Point Blank (if you've read this far and if you have I hope you really listen here) This product works all out for real... Observing the beginning days of treatment I noticed my skin was oilier for the first few days due to excess oil seeming to be 'pushed out'. Also, during this period I noticed a distinct sulphur related smell when I was splashing warm-hot water on it before washing with a soap free bar. So my regime consisted of this

Before Bedtime - Wash face with mild soapless face bar (neotrogena, dove sensitive skin) After patting face dry I apply thin film of Differin to affected areas.

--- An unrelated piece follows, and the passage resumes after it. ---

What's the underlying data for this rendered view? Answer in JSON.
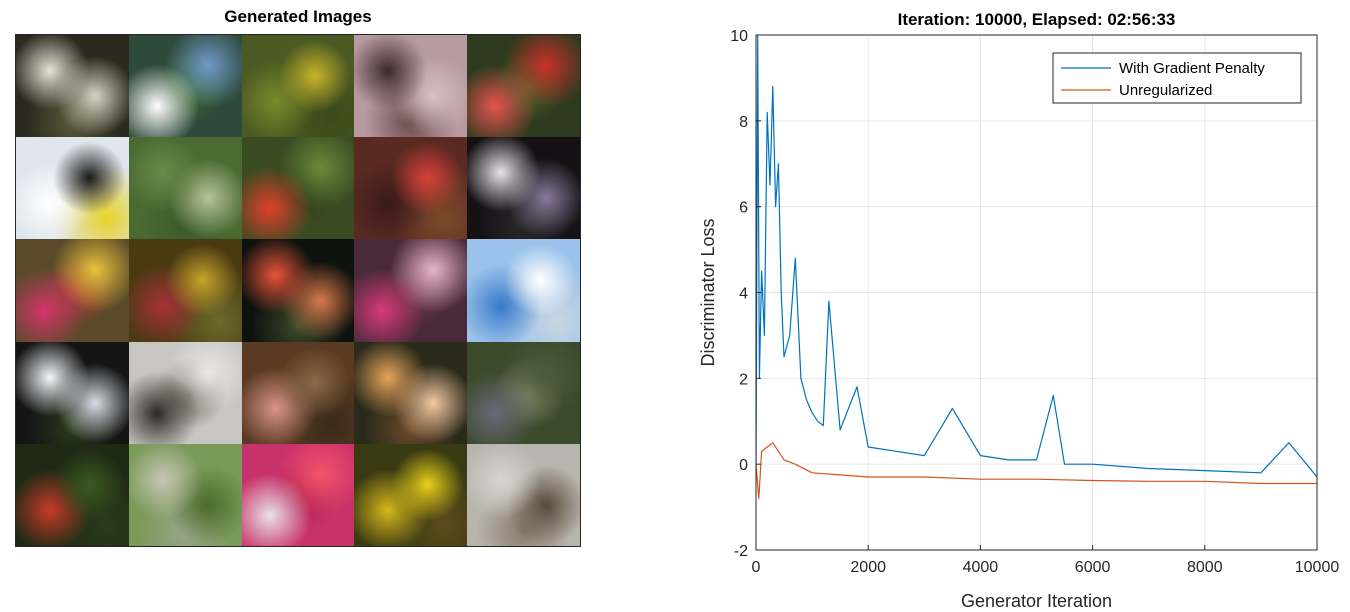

Morning - Wash face with soapless bar and apply Benoxl 10% Benzoyl Peroxide in thin film over face for an hour or two and wash again with mild soapless bar. Skin didn't seem to irritate due to the mildness of the bar.. Cleaner skin seemed to make me feel less of the symptoms. I didn't want to leave the benzoyl peroxide on all day to prevent excessive redness but just enough to get the effectivness of the antibacterial properties. I notice I didn't have that smell on my face no longer and my skin was dryer. But, good dry..

If you have made it this far and read this. get back to me.. this treatment works! I'm a strong believer the next few months will be a breeze.. I haven't gotten any more new lesions after the beginning flare. Like an immediate response. Like I said, just deal with the beginning 'bad' stage.